The title of the book can be troubling here, as it picks up ambiguity. Literally, the characters could be entirely free by living. But the title has a disturbing reference to death, of a religious sense of being entirely free of the cares of life. Sour dreams.

However, we also have some interesting counter-arguments to this suicide theory. First, on the sea voyage, Lacroix doesn’t slip over the side and die. In fact, he remains with the living and acts heroically to protect a sailor from impressment by the British navy. Then, we have his confession to Emily and his evident relief at being forgiven—at least by her. There’s a sense in which this exchange frees him.

And we have a strong foreshadowing of the Chiron taking people away to Canada, a place where, again, they may be free of poverty and oppression. (a lot about being free).

So he’s got reason to live, he’s got a means of escape. He’s got a woman who loves him, and he’s faced his fears.

So why does he head out in a leaky boat with Emily and then get mesmerized by what—shrimp in the water? Plankton? Call a whale, man. The passage I quoted above sort of feels like he’s giving up.

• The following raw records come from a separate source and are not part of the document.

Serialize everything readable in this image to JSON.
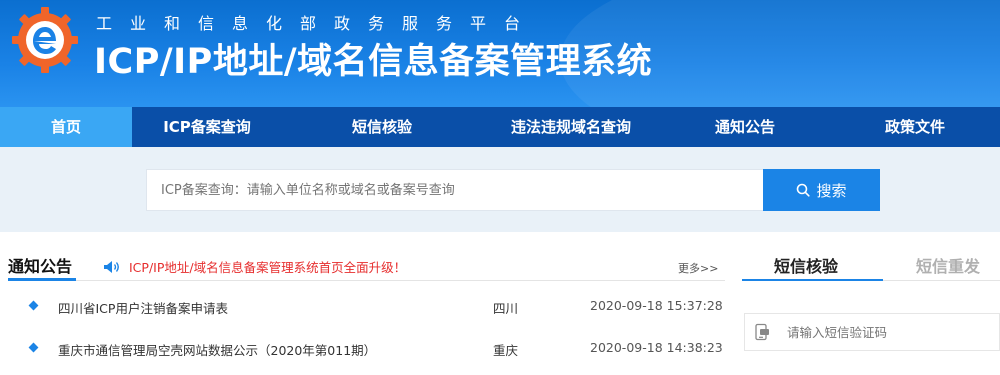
{
  "header": {
    "subtitle": "工业和信息化部政务服务平台",
    "title": "ICP/IP地址/域名信息备案管理系统",
    "logo_icon": "gear-e-logo-icon"
  },
  "nav": {
    "items": [
      {
        "label": "首页",
        "active": true
      },
      {
        "label": "ICP备案查询",
        "active": false
      },
      {
        "label": "短信核验",
        "active": false
      },
      {
        "label": "违法违规域名查询",
        "active": false
      },
      {
        "label": "通知公告",
        "active": false
      },
      {
        "label": "政策文件",
        "active": false
      }
    ]
  },
  "search": {
    "placeholder": "ICP备案查询：请输入单位名称或域名或备案号查询",
    "button_label": "搜索",
    "button_icon": "search-icon"
  },
  "notices": {
    "tab_label": "通知公告",
    "marquee_icon": "speaker-icon",
    "marquee_text": "ICP/IP地址/域名信息备案管理系统首页全面升级！",
    "more_label": "更多>>",
    "items": [
      {
        "title": "四川省ICP用户注销备案申请表",
        "region": "四川",
        "date": "2020-09-18 15:37:28"
      },
      {
        "title": "重庆市通信管理局空壳网站数据公示（2020年第011期）",
        "region": "重庆",
        "date": "2020-09-18 14:38:23"
      }
    ]
  },
  "sms": {
    "tabs": [
      {
        "label": "短信核验",
        "active": true
      },
      {
        "label": "短信重发",
        "active": false
      }
    ],
    "input_icon": "phone-message-icon",
    "input_placeholder": "请输入短信验证码"
  },
  "colors": {
    "header_blue": "#1a82e6",
    "nav_blue": "#0a4fa8",
    "nav_active": "#3aa7f4",
    "accent_blue": "#1b84e6",
    "marquee_red": "#e62d2d",
    "logo_orange": "#f0652a"
  }
}
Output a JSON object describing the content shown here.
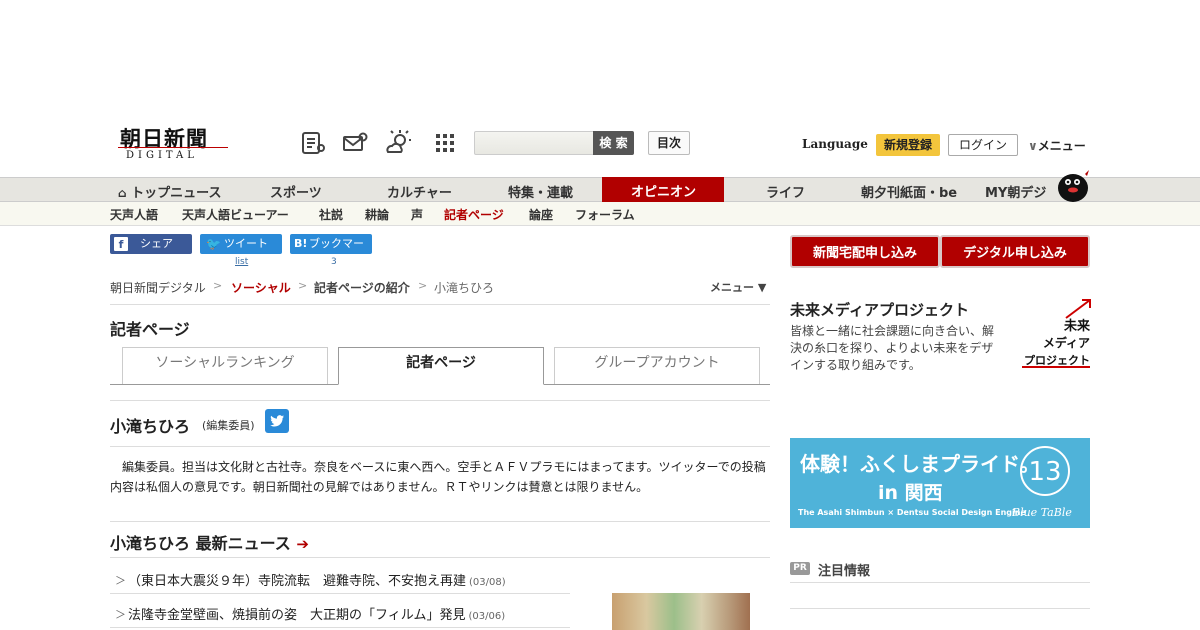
{
  "header": {
    "logo_main": "朝日新聞",
    "logo_sub": "DIGITAL",
    "icons": [
      "paper-list-icon",
      "mail-icon",
      "weather-icon",
      "grid-icon"
    ],
    "search_placeholder": "",
    "search_button": "検 索",
    "toc_button": "目次",
    "language": "Language",
    "register": "新規登録",
    "login": "ログイン",
    "menu": "メニュー"
  },
  "nav": {
    "main": [
      "トップニュース",
      "スポーツ",
      "カルチャー",
      "特集・連載",
      "オピニオン",
      "ライフ",
      "朝夕刊紙面・be",
      "MY朝デジ"
    ],
    "active": "オピニオン",
    "sub": [
      "天声人語",
      "天声人語ビューアー",
      "社説",
      "耕論",
      "声",
      "記者ページ",
      "論座",
      "フォーラム"
    ],
    "sub_active": "記者ページ"
  },
  "share": {
    "facebook": "シェア",
    "twitter": "ツイート",
    "twitter_count": "list",
    "hatena": "ブックマーク",
    "hatena_count": "3"
  },
  "breadcrumb": {
    "items": [
      "朝日新聞デジタル",
      "ソーシャル",
      "記者ページの紹介",
      "小滝ちひろ"
    ],
    "sep": ">",
    "menu": "メニュー ▼"
  },
  "page": {
    "heading": "記者ページ",
    "tabs": [
      "ソーシャルランキング",
      "記者ページ",
      "グループアカウント"
    ],
    "active_tab": "記者ページ"
  },
  "profile": {
    "name": "小滝ちひろ",
    "role": "(編集委員)",
    "bio": "編集委員。担当は文化財と古社寺。奈良をベースに東へ西へ。空手とＡＦＶプラモにはまってます。ツイッターでの投稿内容は私個人の意見です。朝日新聞社の見解ではありません。ＲＴやリンクは賛意とは限りません。"
  },
  "latest": {
    "heading": "小滝ちひろ 最新ニュース",
    "items": [
      {
        "title": "（東日本大震災９年）寺院流転　避難寺院、不安抱え再建",
        "date": "(03/08)"
      },
      {
        "title": "法隆寺金堂壁画、焼損前の姿　大正期の「フィルム」発見",
        "date": "(03/06)"
      }
    ]
  },
  "sidebar": {
    "btn_paper": "新聞宅配申し込み",
    "btn_digital": "デジタル申し込み",
    "mm_title": "未来メディアプロジェクト",
    "mm_text": "皆様と一緒に社会課題に向き合い、解決の糸口を探り、よりよい未来をデザインする取り組みです。",
    "mm_logo": "未来メディアプロジェクト",
    "ad_title": "体験！ふくしまプライド。",
    "ad_sub": "in 関西",
    "ad_credit": "The Asahi Shimbun × Dentsu Social Design Engine",
    "ad_brand": "Blue TaBle",
    "pr_badge": "PR",
    "pr_text": "注目情報"
  },
  "colors": {
    "accent": "#b10000",
    "nav_bg": "#e6e5e0",
    "twitter": "#2a8ad8",
    "facebook": "#3b5998",
    "ad_bg": "#4fb3d9"
  }
}
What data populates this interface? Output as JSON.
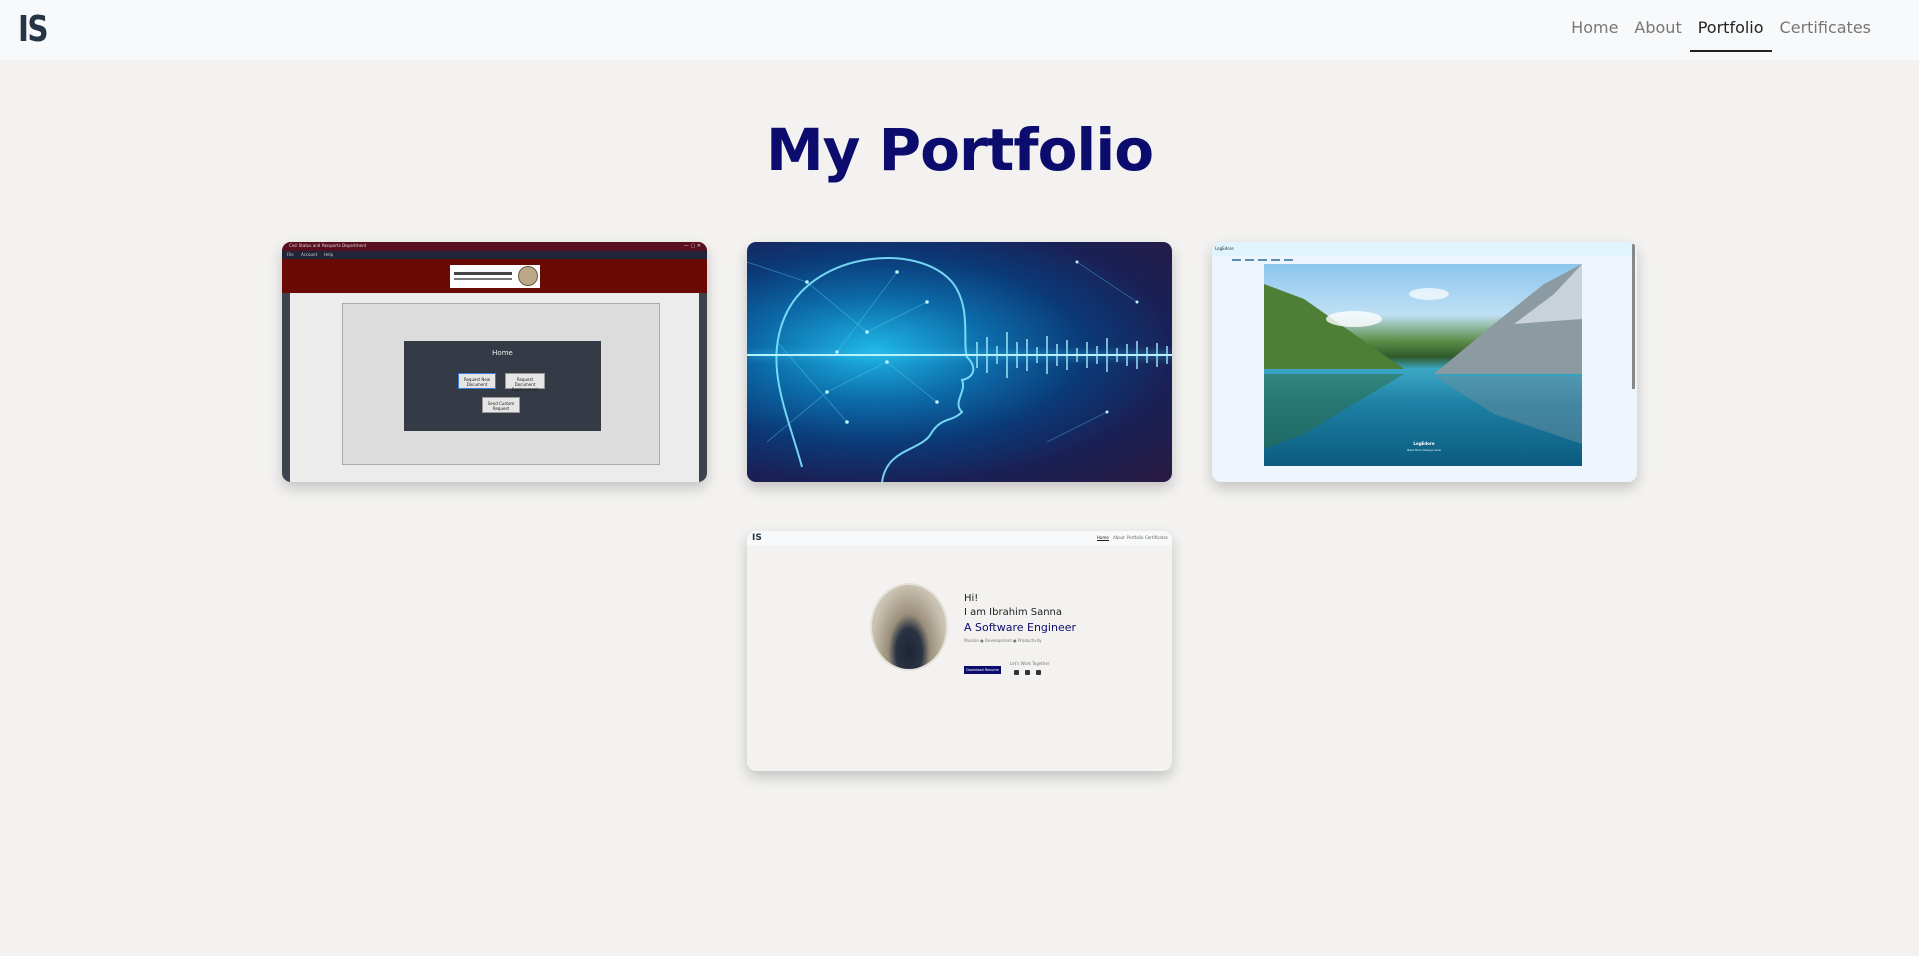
{
  "nav": {
    "logo": "IS",
    "links": [
      "Home",
      "About",
      "Portfolio",
      "Certificates"
    ],
    "active": "Portfolio"
  },
  "page": {
    "title": "My Portfolio"
  },
  "projects": [
    {
      "kind": "desktop-app",
      "window_title": "Civil Status and Passports Department",
      "menu": [
        "File",
        "Account",
        "Help"
      ],
      "panel_title": "Home",
      "buttons": [
        "Request New Document",
        "Request Document Replacement",
        "Send Custom Request"
      ]
    },
    {
      "kind": "ai-voice-image"
    },
    {
      "kind": "website",
      "brand": "LogEdore",
      "caption_title": "LogEdore",
      "caption_sub": "Best Item Always here"
    },
    {
      "kind": "portfolio-site",
      "logo": "IS",
      "nav": [
        "Home",
        "About",
        "Portfolio",
        "Certificates"
      ],
      "greeting": "Hi!",
      "name": "I am Ibrahim Sanna",
      "role": "A Software Engineer",
      "subtitle": "Passion ● Development ● Productivity",
      "cta": "Download Resume",
      "join": "Let's Work Together"
    }
  ]
}
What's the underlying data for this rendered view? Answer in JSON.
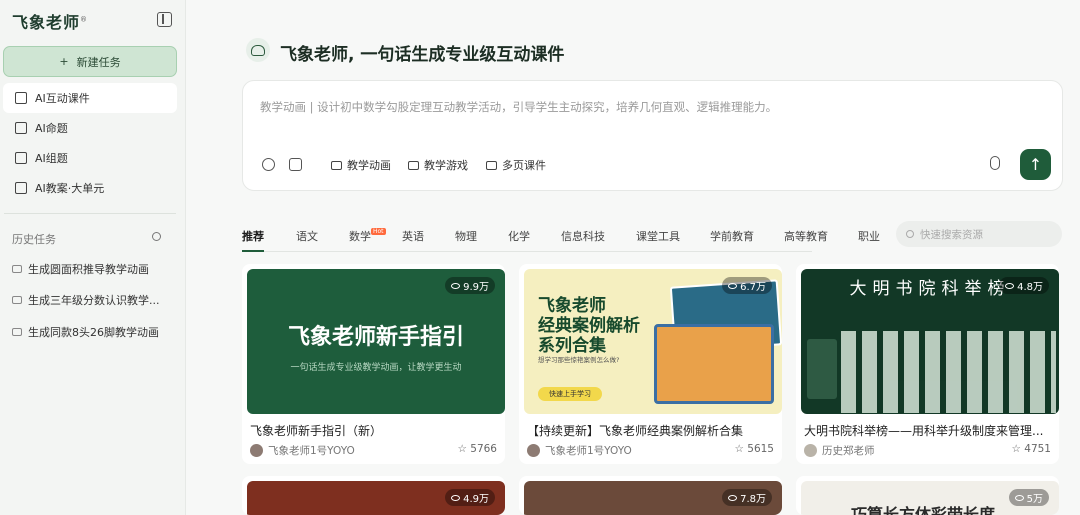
{
  "sidebar": {
    "logo": "飞象老师",
    "logo_mark": "®",
    "new_task": "新建任务",
    "nav": [
      {
        "label": "AI互动课件",
        "active": true
      },
      {
        "label": "AI命题"
      },
      {
        "label": "AI组题"
      },
      {
        "label": "AI教案·大单元"
      }
    ],
    "history_title": "历史任务",
    "history": [
      "生成圆面积推导教学动画",
      "生成三年级分数认识教学...",
      "生成同款8头26脚教学动画"
    ]
  },
  "hero": {
    "title": "飞象老师, 一句话生成专业级互动课件"
  },
  "composer": {
    "placeholder": "教学动画 | 设计初中数学勾股定理互动教学活动，引导学生主动探究，培养几何直观、逻辑推理能力。",
    "chips": [
      "教学动画",
      "教学游戏",
      "多页课件"
    ],
    "send_icon": "↑"
  },
  "tabs": [
    "推荐",
    "语文",
    "数学",
    "英语",
    "物理",
    "化学",
    "信息科技",
    "课堂工具",
    "学前教育",
    "高等教育",
    "职业"
  ],
  "tab_badge": "Hot",
  "resource_search_placeholder": "快速搜索资源",
  "cards": [
    {
      "title": "飞象老师新手指引（新）",
      "author": "飞象老师1号YOYO",
      "views": "9.9万",
      "likes": "5766",
      "thumb_title": "飞象老师新手指引",
      "thumb_sub": "一句话生成专业级教学动画，让教学更生动"
    },
    {
      "title": "【持续更新】飞象老师经典案例解析合集",
      "author": "飞象老师1号YOYO",
      "views": "6.7万",
      "likes": "5615",
      "thumb_lines": [
        "飞象老师",
        "经典案例解析",
        "系列合集"
      ],
      "thumb_sub": "想学习那些惊艳案例怎么做?",
      "thumb_btn": "快速上手学习"
    },
    {
      "title": "大明书院科举榜——用科举升级制度来管理...",
      "author": "历史郑老师",
      "views": "4.8万",
      "likes": "4751",
      "thumb_title": "大明书院科举榜"
    }
  ],
  "cards_row2": [
    {
      "views": "4.9万"
    },
    {
      "views": "7.8万"
    },
    {
      "views": "5万",
      "thumb_title": "巧算长方体彩带长度"
    }
  ]
}
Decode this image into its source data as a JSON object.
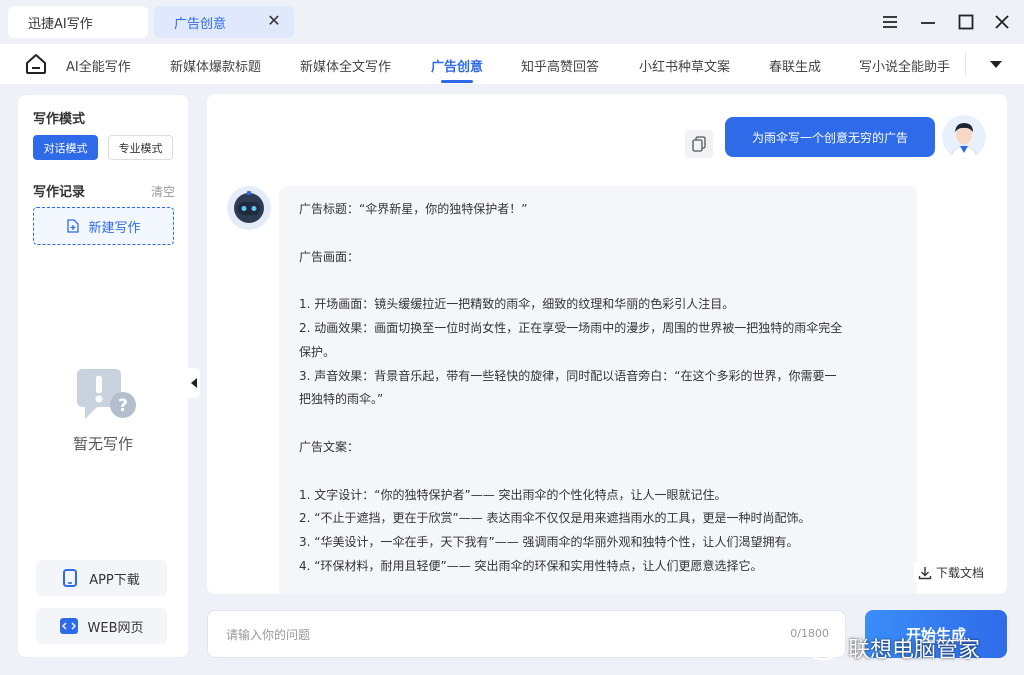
{
  "titlebar": {
    "tabs": [
      {
        "label": "迅捷AI写作"
      },
      {
        "label": "广告创意",
        "close": "✕"
      }
    ]
  },
  "nav": {
    "items": [
      "AI全能写作",
      "新媒体爆款标题",
      "新媒体全文写作",
      "广告创意",
      "知乎高赞回答",
      "小红书种草文案",
      "春联生成",
      "写小说全能助手"
    ],
    "active_index": 3
  },
  "sidebar": {
    "mode_title": "写作模式",
    "mode_chat": "对话模式",
    "mode_pro": "专业模式",
    "record_title": "写作记录",
    "clear": "清空",
    "new_label": "新建写作",
    "empty_text": "暂无写作",
    "app_download": "APP下载",
    "web_page": "WEB网页"
  },
  "chat": {
    "user_message": "为雨伞写一个创意无穷的广告",
    "bot_lines": [
      "广告标题：“伞界新星，你的独特保护者！”",
      "",
      "广告画面：",
      "",
      "1. 开场画面：镜头缓缓拉近一把精致的雨伞，细致的纹理和华丽的色彩引人注目。",
      "2. 动画效果：画面切换至一位时尚女性，正在享受一场雨中的漫步，周围的世界被一把独特的雨伞完全",
      "保护。",
      "3. 声音效果：背景音乐起，带有一些轻快的旋律，同时配以语音旁白：“在这个多彩的世界，你需要一",
      "把独特的雨伞。”",
      "",
      "广告文案：",
      "",
      "1. 文字设计：“你的独特保护者”—— 突出雨伞的个性化特点，让人一眼就记住。",
      "2. “不止于遮挡，更在于欣赏”—— 表达雨伞不仅仅是用来遮挡雨水的工具，更是一种时尚配饰。",
      "3. “华美设计，一伞在手，天下我有”—— 强调雨伞的华丽外观和独特个性，让人们渴望拥有。",
      "4. “环保材料，耐用且轻便”—— 突出雨伞的环保和实用性特点，让人们更愿意选择它。"
    ],
    "download_label": "下载文档"
  },
  "input": {
    "placeholder": "请输入你的问题",
    "counter": "0/1800"
  },
  "generate_label": "开始生成",
  "watermark": "联想电脑管家",
  "colors": {
    "accent": "#2f6be8",
    "background": "#eef1f7"
  }
}
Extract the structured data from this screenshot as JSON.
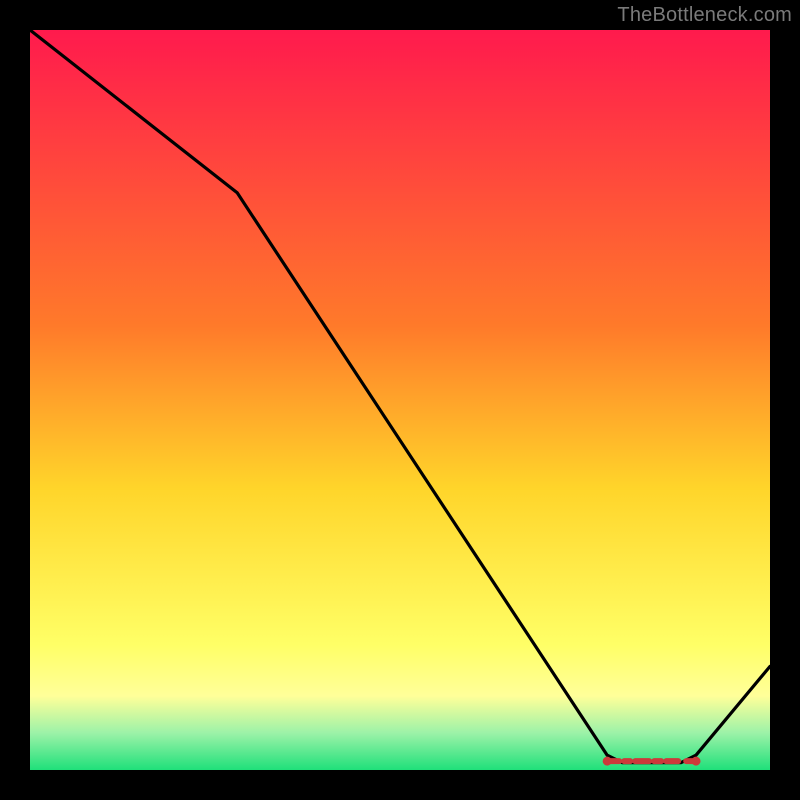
{
  "watermark": "TheBottleneck.com",
  "colors": {
    "bg": "#000000",
    "watermark": "#7a7a7a",
    "line": "#000000",
    "dash": "#cc3a3a",
    "grad_top": "#ff1a4d",
    "grad_mid1": "#ff7a2a",
    "grad_mid2": "#ffd52a",
    "grad_yellow_pale": "#ffff99",
    "grad_green_pale": "#9cf2a8",
    "grad_green": "#1fe07a"
  },
  "chart_data": {
    "type": "line",
    "title": "",
    "xlabel": "",
    "ylabel": "",
    "xlim": [
      0,
      100
    ],
    "ylim": [
      0,
      100
    ],
    "x": [
      0,
      28,
      78,
      80,
      88,
      90,
      100
    ],
    "values": [
      100,
      78,
      2,
      1,
      1,
      2,
      14
    ],
    "optimal_band": {
      "x_start": 78,
      "x_end": 90,
      "y": 1.2
    }
  }
}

There’s no clear answer here. I’d like to think Lacroix and Emily rendezvous with the Chiron and escape to Canada, to freedom. A lot could happen after the novel’s end. How easy is it, by the way, to stop a large sailing ship in order to pick up two souls in a rowboat? I don’t know.

I do know Now We Shall Be Entirely Free is a great book that raises important issues about violence and war and reactions to trauma. I highly recommend it. The openness of the ending only seduces the reader more.